I have the jitters. My bed stand is full of hand written lists, my belly
is full of butterflies. I'm leaving in 5 days and up 'til now most of my energy
has been spent on filling out the ridiculously long web application for my man
to be allowed to live with me in Sweden, and on trying to survive every day
sad and completely alone. But yesterday suddenly a new host of emotions
settled on me; anxiety, excitement, hope - and serious travel nerves.
I can't remember when I last had a pleasant trip, it's been many years.
A couple of years back I did fly to Florence, Italy - only to get caught
right up in the problems following the eruption of the Icelandic volcano.

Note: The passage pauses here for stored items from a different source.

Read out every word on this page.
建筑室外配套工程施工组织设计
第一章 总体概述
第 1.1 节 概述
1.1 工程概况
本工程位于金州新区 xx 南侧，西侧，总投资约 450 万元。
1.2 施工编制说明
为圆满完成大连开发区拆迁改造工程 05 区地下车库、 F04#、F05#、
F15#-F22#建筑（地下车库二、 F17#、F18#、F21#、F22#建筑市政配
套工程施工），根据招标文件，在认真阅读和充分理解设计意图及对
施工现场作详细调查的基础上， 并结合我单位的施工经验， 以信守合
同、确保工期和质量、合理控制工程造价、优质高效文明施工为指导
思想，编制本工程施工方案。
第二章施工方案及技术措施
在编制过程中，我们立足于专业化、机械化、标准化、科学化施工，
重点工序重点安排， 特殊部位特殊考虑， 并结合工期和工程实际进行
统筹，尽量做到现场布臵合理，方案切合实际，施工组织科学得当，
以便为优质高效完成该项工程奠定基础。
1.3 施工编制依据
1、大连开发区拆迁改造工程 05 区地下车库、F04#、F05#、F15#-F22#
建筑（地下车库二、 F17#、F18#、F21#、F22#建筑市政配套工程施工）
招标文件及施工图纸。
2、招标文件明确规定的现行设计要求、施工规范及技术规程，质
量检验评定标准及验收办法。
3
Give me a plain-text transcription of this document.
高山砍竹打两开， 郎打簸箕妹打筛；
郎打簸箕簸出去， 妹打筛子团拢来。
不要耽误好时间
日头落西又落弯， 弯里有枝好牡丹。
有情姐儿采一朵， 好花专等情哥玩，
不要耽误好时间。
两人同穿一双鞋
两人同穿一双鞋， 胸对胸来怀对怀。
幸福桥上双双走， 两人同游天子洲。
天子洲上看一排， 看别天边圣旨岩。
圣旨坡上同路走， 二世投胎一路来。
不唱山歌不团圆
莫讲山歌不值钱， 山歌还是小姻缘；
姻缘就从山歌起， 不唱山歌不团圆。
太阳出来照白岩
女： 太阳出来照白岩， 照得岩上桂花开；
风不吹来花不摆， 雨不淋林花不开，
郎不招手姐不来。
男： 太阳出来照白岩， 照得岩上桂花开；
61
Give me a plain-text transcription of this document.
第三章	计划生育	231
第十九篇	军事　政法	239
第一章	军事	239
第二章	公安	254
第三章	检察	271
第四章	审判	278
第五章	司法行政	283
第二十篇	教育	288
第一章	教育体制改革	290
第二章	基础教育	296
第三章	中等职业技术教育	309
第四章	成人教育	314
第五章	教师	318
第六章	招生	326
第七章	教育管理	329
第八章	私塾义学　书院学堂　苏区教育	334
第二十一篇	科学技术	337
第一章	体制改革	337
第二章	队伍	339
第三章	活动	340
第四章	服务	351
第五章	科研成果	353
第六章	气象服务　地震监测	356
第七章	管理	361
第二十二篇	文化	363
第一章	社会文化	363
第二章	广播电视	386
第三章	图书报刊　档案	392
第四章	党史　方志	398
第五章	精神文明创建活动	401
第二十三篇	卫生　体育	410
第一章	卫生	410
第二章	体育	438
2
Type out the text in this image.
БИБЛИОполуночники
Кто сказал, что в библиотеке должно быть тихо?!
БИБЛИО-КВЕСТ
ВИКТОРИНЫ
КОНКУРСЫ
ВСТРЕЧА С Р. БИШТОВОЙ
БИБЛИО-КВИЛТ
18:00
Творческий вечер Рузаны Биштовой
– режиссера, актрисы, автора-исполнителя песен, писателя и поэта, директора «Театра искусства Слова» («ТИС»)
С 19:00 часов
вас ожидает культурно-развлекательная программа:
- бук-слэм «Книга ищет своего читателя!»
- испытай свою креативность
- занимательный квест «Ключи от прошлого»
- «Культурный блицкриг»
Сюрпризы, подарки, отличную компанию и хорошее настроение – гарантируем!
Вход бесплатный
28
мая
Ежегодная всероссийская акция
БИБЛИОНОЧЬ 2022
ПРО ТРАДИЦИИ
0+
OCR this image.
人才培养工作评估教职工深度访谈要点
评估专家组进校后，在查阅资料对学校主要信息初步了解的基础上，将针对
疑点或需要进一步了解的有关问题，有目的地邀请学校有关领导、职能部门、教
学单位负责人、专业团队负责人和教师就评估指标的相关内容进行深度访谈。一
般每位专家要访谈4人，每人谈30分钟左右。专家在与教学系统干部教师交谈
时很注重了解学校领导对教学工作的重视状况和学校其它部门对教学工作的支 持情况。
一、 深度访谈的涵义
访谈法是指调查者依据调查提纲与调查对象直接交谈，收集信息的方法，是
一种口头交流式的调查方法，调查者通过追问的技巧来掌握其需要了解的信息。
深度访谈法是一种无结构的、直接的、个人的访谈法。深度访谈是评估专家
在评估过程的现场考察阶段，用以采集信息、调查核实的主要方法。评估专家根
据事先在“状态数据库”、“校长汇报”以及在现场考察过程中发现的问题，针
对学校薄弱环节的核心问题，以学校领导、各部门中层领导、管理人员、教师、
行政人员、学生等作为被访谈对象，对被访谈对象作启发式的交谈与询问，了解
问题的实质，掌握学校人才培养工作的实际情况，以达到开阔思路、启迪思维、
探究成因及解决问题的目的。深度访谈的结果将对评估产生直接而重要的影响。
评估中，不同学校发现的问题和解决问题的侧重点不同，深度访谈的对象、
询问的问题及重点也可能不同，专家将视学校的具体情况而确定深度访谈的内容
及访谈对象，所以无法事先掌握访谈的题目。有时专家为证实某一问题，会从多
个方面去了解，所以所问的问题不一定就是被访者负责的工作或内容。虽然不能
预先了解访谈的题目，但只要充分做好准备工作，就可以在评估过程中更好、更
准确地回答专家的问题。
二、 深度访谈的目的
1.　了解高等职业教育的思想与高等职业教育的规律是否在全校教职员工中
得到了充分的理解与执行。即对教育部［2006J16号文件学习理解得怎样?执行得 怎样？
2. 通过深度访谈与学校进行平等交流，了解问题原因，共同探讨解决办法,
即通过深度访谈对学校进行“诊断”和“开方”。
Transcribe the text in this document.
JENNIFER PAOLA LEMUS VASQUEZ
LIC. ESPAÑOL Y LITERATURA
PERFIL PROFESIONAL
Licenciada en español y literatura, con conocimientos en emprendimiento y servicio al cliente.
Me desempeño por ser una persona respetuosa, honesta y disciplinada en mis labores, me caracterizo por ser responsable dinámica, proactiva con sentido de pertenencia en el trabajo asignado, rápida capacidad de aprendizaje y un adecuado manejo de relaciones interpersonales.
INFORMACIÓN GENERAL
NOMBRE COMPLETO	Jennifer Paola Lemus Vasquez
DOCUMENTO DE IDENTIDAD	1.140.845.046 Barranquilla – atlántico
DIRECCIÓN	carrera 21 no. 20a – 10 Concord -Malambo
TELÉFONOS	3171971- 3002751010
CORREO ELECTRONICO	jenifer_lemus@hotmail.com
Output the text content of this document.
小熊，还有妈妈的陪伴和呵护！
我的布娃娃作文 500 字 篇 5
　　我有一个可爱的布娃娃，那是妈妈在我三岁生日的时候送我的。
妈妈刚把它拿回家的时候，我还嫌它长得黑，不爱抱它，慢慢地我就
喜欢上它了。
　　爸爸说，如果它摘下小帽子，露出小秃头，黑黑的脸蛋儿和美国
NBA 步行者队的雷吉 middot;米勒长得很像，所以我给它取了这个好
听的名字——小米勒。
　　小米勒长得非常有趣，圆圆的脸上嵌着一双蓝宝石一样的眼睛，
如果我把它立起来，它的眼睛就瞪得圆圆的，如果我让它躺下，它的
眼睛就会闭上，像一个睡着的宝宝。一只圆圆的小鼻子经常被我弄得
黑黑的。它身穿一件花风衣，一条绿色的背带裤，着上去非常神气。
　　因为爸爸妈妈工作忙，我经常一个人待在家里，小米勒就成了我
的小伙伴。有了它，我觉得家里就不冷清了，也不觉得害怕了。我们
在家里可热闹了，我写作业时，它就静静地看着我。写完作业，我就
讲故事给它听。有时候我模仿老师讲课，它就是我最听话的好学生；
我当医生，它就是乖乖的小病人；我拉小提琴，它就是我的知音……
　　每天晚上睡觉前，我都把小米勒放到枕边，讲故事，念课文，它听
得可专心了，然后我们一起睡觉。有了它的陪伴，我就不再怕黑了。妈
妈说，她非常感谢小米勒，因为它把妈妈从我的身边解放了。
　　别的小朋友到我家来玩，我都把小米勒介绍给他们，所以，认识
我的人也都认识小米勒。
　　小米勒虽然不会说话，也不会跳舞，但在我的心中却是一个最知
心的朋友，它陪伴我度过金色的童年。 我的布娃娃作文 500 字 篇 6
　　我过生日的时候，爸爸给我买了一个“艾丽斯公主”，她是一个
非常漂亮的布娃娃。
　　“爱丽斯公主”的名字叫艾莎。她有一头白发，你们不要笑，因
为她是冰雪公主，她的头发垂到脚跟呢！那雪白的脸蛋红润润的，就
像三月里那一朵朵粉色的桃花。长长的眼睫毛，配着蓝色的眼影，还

I had one night of relaxation and beer drinking before I heard the news
and then spent the rest of my time desperately trying to find a spot on a bus
or in a car driving north. It was one of the most stressful experiences of my life.
Traveling on stand-by this time is certainly not doing much to calm me.
There is a slight possibility I will get bumped at the very last second,
when I'm already at the airport, ready to go. It's hard to think about.
Leaving my cats in the care of my parents is also a bit of a gamble.
And packing! The last time I packed for a short trip I ended up
with nothing to wear. I don't even know how that happened.
And last but not least: What will it be like seeing my man again,
but then only getting 3 days with him? What will it be like having to
part yet again after just a few days, this time not knowing when
we will see each other again? That one hurts to think about.